Arrow-right Camera
The Spokesman-Review Newspaper
Spokane, Washington  Est. May 19, 1883

In brief: Now it’s official: Obama re-elected

From Wire Reports

WASHINGTON – Congress made the obvious official on Friday. President Barack Obama has been re-elected.

In a joint session, Congress formally certified that Obama and Vice President Joe Biden were the winners in the November election with 332 electoral votes, well more than the 270 required. Republican Mitt Romney and his running mate, Rep. Paul Ryan of Wisconsin, won 206 votes.

It’s a mostly ceremonial – yet constitutionally necessary – vote that’s mostly intriguing to political junkies and policy wonks. The count Friday lacked the suspense of the drawn-out campaign and election but was steeped in tradition.

Taking turns, the leaders of the Senate Rules Committee and the top members of the House Administration Committee read the results from each state.

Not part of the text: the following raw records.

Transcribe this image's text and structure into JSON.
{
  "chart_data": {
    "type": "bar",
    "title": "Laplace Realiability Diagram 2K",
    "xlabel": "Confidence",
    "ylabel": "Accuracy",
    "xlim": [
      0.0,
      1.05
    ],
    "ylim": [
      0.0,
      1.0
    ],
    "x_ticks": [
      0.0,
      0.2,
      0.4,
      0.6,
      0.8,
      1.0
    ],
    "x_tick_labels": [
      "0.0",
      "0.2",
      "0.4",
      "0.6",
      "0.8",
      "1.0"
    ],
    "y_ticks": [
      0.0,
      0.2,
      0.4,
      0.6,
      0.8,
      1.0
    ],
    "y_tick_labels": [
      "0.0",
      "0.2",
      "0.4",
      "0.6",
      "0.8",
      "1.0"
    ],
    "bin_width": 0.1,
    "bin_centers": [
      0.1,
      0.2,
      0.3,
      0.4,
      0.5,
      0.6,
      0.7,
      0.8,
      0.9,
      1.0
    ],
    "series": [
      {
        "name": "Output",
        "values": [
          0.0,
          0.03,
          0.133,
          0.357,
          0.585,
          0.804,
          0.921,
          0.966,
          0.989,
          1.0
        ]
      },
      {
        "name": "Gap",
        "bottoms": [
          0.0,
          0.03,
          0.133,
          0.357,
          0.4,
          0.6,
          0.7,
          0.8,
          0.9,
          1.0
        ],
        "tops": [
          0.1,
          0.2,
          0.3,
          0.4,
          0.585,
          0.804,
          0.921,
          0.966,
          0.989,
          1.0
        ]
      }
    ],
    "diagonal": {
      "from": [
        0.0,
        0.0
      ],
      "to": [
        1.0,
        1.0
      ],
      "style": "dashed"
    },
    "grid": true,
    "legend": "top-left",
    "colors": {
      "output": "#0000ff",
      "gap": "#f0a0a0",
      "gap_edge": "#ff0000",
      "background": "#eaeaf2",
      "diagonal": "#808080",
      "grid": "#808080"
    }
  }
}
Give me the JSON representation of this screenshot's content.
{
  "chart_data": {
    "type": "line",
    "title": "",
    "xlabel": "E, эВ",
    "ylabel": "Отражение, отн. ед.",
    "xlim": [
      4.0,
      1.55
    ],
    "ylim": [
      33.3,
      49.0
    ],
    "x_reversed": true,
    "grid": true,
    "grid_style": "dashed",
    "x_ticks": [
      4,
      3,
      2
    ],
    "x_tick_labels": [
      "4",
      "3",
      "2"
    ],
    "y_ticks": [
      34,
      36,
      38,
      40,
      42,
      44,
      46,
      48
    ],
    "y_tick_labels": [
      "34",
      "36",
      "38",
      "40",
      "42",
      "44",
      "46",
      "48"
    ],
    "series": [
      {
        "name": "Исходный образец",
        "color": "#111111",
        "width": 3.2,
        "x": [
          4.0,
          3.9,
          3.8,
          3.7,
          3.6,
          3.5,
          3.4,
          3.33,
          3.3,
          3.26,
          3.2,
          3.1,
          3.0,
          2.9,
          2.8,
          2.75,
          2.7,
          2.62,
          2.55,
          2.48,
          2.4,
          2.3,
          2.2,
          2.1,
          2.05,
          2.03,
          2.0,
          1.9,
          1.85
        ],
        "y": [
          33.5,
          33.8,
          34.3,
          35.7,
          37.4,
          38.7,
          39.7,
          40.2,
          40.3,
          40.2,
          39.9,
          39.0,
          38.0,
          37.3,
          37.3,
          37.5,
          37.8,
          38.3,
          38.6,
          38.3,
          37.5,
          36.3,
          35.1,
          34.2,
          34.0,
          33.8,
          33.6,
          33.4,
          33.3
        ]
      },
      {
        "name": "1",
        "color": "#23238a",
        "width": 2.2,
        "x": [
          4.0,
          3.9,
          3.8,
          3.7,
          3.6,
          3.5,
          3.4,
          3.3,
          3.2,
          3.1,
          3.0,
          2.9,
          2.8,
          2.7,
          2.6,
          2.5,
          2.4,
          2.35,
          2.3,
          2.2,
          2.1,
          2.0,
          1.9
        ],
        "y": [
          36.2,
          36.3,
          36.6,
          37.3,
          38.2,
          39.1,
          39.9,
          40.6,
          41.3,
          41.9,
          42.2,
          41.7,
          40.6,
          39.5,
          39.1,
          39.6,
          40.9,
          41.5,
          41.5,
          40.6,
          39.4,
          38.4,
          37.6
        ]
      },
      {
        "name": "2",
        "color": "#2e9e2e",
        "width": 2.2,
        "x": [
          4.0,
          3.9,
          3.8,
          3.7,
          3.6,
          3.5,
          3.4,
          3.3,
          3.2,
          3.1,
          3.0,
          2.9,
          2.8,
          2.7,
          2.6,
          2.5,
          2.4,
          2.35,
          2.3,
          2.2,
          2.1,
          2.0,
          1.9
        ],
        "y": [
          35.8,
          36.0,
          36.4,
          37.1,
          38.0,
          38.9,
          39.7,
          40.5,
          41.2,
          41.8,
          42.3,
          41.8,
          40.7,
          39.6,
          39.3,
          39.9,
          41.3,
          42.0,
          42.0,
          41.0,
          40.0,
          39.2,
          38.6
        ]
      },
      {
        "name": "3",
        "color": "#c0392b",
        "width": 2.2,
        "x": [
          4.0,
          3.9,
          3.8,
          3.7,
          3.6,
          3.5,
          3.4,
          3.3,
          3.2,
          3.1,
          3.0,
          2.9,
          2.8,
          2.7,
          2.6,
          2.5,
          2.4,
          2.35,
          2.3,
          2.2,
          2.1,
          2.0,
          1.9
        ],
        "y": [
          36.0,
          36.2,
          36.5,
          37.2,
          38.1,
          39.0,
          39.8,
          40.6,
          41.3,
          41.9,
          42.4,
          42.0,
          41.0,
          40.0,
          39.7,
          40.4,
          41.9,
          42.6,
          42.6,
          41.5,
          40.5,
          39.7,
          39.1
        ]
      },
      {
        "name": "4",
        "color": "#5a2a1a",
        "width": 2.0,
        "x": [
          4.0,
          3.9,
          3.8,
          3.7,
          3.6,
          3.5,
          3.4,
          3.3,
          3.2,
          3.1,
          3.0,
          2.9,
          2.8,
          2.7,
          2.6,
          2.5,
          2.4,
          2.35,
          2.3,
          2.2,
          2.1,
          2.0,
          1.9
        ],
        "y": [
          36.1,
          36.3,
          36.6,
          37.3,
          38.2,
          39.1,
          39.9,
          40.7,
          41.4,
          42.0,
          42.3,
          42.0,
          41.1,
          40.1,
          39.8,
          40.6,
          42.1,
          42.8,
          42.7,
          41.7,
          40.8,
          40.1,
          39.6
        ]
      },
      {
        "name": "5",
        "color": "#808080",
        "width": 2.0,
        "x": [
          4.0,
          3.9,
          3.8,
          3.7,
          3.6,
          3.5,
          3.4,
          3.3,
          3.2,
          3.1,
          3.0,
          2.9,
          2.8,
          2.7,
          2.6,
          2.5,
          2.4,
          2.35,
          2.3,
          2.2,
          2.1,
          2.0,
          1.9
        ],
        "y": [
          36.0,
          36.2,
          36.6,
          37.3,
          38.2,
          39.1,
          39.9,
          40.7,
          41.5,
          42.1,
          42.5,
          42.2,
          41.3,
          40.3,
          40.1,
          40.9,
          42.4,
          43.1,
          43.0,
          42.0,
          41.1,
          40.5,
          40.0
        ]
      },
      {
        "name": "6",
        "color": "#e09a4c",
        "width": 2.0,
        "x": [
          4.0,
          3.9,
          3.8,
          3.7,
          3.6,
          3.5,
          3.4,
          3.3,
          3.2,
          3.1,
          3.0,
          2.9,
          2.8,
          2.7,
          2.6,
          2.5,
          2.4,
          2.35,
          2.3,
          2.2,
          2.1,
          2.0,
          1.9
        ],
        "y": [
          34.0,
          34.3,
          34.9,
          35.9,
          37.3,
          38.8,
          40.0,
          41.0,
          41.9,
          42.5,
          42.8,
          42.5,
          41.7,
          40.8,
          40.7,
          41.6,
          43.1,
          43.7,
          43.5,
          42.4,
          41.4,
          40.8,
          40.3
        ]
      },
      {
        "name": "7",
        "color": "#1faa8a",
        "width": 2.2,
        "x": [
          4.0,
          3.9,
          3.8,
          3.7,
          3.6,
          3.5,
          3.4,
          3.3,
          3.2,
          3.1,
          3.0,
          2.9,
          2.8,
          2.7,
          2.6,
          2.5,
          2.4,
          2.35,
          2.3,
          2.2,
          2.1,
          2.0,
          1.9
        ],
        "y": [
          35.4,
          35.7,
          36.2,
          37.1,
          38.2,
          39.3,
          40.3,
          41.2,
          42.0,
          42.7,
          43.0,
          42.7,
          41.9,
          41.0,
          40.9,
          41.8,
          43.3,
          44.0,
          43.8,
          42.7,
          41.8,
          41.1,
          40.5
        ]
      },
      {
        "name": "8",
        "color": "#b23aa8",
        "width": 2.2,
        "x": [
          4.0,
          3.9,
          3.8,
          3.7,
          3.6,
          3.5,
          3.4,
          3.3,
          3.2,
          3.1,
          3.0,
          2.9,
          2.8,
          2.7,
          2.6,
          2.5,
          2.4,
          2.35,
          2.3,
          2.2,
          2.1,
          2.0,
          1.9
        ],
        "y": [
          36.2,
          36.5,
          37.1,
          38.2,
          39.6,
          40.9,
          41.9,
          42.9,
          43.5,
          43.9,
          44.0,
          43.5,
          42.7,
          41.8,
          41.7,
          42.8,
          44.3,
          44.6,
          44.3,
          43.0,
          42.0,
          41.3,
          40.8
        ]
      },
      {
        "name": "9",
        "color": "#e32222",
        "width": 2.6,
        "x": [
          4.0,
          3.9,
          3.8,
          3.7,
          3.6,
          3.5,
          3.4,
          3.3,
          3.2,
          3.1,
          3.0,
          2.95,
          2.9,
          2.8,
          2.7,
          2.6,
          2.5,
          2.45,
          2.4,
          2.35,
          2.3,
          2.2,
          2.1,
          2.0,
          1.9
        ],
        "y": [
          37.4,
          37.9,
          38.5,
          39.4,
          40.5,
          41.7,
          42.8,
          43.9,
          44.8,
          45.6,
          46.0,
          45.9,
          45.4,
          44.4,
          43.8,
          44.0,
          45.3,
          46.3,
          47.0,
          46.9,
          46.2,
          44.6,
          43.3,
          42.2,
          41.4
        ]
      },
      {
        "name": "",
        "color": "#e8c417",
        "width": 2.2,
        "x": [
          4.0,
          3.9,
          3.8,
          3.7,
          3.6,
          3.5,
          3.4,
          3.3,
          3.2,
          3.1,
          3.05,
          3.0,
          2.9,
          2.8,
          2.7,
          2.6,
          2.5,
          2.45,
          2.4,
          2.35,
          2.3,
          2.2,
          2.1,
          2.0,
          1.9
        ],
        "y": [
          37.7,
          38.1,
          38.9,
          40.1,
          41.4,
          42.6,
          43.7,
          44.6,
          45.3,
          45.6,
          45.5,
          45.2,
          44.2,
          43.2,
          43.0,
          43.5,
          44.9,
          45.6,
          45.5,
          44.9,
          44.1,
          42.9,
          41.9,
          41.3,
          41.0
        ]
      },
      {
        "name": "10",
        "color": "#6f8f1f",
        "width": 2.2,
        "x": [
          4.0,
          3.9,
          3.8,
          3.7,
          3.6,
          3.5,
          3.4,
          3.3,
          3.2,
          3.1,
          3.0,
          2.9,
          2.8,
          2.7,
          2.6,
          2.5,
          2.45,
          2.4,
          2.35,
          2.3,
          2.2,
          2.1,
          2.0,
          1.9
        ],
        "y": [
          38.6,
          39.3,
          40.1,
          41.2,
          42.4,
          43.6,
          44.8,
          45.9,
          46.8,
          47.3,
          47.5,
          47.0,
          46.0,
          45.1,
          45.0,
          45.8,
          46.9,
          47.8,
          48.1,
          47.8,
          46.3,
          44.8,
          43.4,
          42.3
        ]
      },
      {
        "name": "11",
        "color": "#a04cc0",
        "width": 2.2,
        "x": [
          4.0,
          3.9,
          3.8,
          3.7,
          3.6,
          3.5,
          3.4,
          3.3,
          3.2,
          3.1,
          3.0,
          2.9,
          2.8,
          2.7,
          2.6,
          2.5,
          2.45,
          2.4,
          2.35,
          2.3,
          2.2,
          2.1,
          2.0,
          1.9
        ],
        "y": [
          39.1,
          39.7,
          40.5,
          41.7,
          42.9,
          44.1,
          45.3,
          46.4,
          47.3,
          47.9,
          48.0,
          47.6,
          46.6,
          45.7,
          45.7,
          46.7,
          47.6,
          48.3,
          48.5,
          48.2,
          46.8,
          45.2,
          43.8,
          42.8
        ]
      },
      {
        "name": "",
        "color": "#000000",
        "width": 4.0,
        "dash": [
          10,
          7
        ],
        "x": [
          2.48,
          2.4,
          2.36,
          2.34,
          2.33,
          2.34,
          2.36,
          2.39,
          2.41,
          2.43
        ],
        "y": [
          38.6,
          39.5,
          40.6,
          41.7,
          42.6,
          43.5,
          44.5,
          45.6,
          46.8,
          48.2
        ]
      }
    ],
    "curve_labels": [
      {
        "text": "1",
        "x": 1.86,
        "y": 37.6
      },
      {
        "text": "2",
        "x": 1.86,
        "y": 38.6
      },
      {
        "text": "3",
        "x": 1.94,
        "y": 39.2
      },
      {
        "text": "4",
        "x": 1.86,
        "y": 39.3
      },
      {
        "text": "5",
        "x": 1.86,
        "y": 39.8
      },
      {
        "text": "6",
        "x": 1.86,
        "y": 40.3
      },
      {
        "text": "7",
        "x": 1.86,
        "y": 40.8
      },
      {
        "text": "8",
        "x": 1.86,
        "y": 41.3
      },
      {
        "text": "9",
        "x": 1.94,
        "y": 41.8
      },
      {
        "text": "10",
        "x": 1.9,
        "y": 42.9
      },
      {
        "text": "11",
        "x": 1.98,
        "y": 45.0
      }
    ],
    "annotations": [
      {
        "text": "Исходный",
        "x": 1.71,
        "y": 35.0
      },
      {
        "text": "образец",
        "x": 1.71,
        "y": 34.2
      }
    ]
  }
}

Biden, who presided over the session, announced the final results to applause from the scattering of House and Senate members in the chamber.

Adoption case goes to Supreme Court

WASHINGTON – The Supreme Court on Friday agreed to review a ruling that sent a South Carolina couple’s adopted Native American daughter back to her biological father in Oklahoma.

The high court agreed to hear an appeal by Matt and Melanie Capobianco over the fate of 3-year-old Veronica. The couple’s adoption of the girl was overturned by the South Carolina Supreme Court, which said the girl must go back to Oklahoma to be with her biological father, Dusten Brown, a member of the Cherokee Nation.

The state court said the federal Indian Child Welfare Act gives custodial preference to the girl’s father. The act, passed in 1978, gives the child’s tribe and family the right to have a say in decisions affecting the child.